Celle-ci demande donc une mobilisation des ministères, secrétariats et organismes étatiques afin de créer des assouplissements et des adaptations rapides des programmes de financement existants pour que les projets puissent se réaliser à court terme. Elle prie également le gouvernement du Québec de concevoir un programme spécifique pour les hébergements de 2e étape en violence conjugale.
LE PROJET DE LA GÎTÉE
La maison d’hébergement La Gîtée avait procédé à l’achat de la résidence voisine il y a 35 ans, à même son fonds de dotation, afin de régler un manque de stationnement. Le bâtiment a déjà une vocation de 2e étape et comprend cinq chambres pour femmes seules avec salon et cuisine. Le projet de l’organisme, qui a déjà les plans en mains et a commencé à engager des professionnels pour un début de construction au printemps, est d’en faire un tout nouveau complexe d’hébergement. La bâtisse inclurait aussi des bureaux pour les intervenantes ainsi qu’une salle de jeux pour les enfants. Le développement permettrait également d’aménager une cour extérieure.
« Il y a deux ans, l’Alliance MH2 m’informait qu’il y a avait une volonté gouvernementale de développer une offre de 2e étape si je voulais mettre de l’avant un projet. Ça faisait quelques années que j’avais cette idée en tête, soit de transformer la maison en immeuble à logements. Les besoins sont là puisque nous sommes en gestion de croissance. Nous l’avons mis sur pied en deux semaines. Nous ne l’avons pas obtenu lors du premier appel, mais nous avons été mis sur la liste de priorités du suivant. Nous avons été acceptés par le fédéral qui a confirmé un montant, mais le financement doit être complété par le provincial », raconte Mme Tanguay.
La Gîtée comprend une quinzaine de places qui conserveraient leur vocation de 1re étape. Le complexe de 2e étape permettrait de rediriger les femmes ayant besoin de ce type de service. « Ce ne sont pas toutes les femmes qui passent d’un hébergement de 1re à 2e étape. On parle d’un nombre entre 8 et 10 %. Elles en ont besoin en raison de la situation de violence et de harcèlement qui perdure après une séparation. Il y a un enjeu de sécurité », indique la directrice de La Gîtée.

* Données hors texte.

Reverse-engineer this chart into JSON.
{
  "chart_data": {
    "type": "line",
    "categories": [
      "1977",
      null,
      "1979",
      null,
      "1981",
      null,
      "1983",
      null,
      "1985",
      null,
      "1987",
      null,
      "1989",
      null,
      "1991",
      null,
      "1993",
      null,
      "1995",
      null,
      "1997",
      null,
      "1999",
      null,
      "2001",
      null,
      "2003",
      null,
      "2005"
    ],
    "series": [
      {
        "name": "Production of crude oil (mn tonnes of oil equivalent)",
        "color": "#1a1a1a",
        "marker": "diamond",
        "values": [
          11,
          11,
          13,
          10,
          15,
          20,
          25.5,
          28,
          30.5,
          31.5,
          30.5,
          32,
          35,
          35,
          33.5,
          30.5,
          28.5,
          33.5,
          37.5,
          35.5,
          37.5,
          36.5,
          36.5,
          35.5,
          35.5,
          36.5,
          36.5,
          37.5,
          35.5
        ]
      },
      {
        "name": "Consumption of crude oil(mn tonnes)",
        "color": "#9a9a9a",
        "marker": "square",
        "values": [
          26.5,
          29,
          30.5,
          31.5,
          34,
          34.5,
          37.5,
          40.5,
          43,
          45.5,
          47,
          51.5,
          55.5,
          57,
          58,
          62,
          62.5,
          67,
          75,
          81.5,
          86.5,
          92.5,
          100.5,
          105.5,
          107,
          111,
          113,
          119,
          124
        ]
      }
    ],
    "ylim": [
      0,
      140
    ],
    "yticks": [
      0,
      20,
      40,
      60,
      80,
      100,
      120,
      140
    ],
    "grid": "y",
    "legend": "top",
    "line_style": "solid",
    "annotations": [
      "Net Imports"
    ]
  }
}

Par ailleurs, au fil des ans, l’équipe de l’organisme s’est agrandie et comprend actuellement 18 intervenantes permanentes ainsi que quelques-unes sur appel. Elles ont besoin d’espace afin d’offrir leurs services, autant en interne qu’en externe.

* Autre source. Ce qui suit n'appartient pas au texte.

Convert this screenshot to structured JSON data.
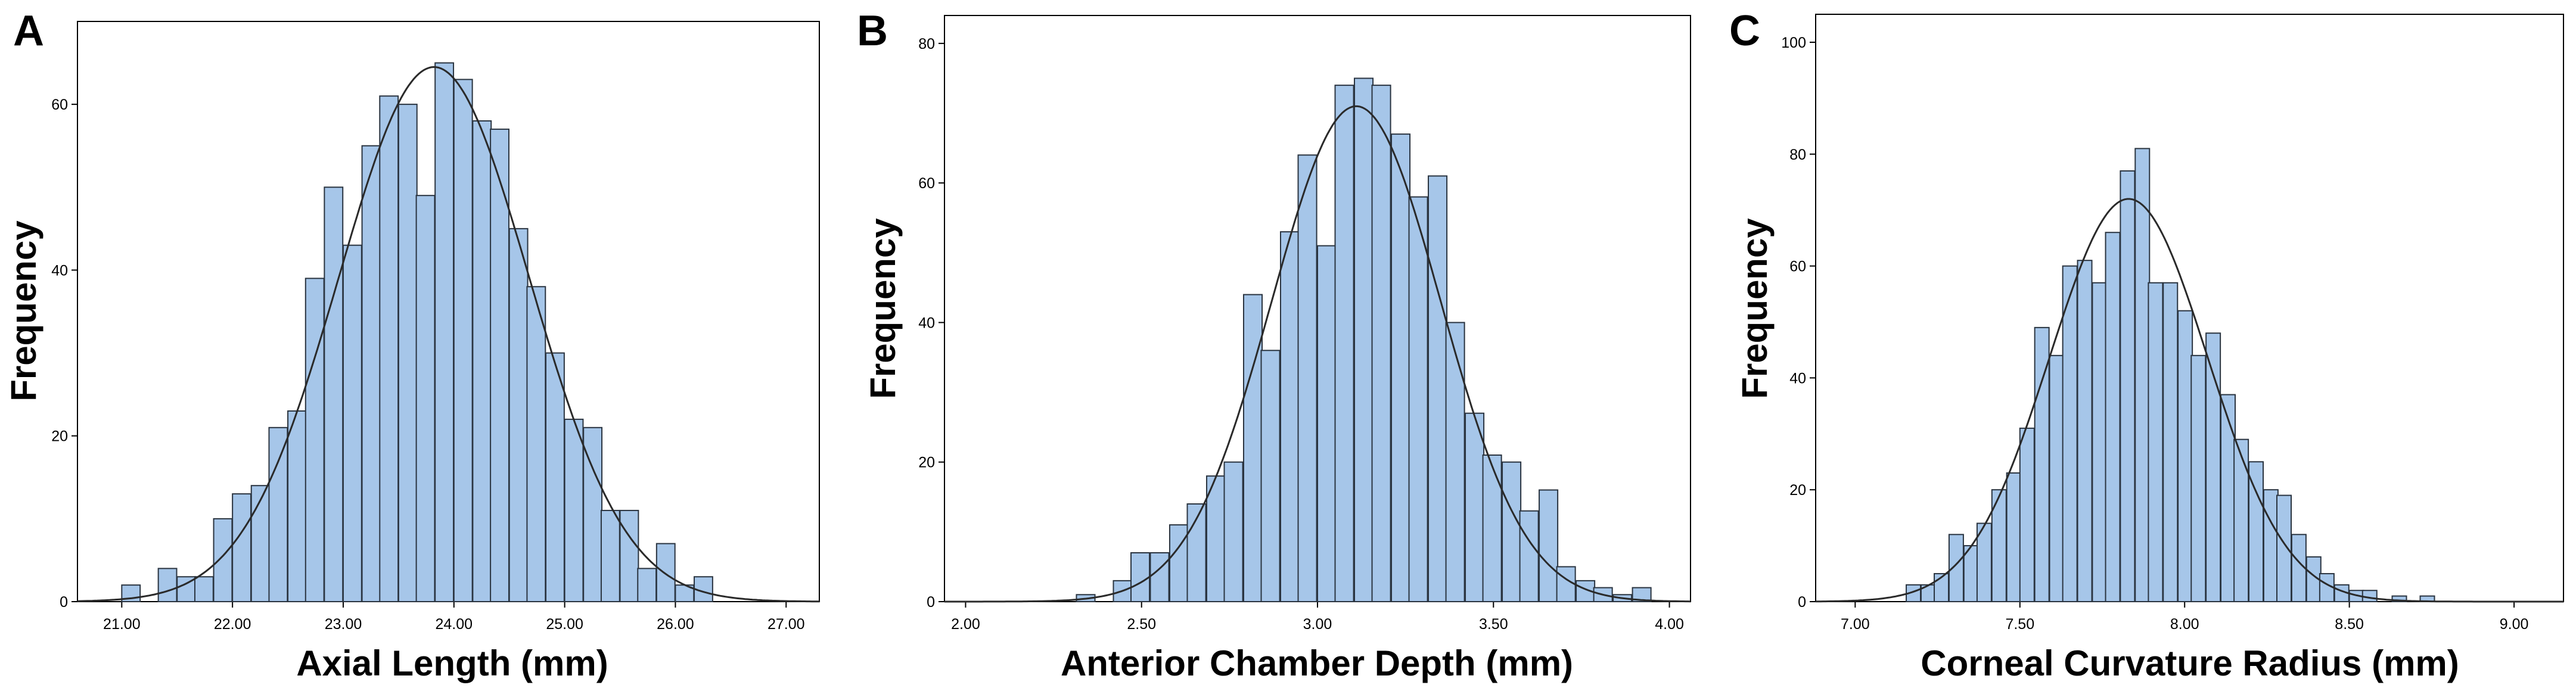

« Depuis quelques années, il y a un mouvement de société entourant la prévention de la violence conjugale. Les gouvernements ainsi que l’appareil judiciaire mettent en place des outils pour contrer le fléau. Ça fait longtemps que je suis ici et c’est vraiment intéressant ce qui se passe. En ce qui a trait aux maisons de 2e étape, nous savons qu’il y a une volonté, il faut seulement coordonner l’appareil gouvernemental », conclut Chantal Tanguay.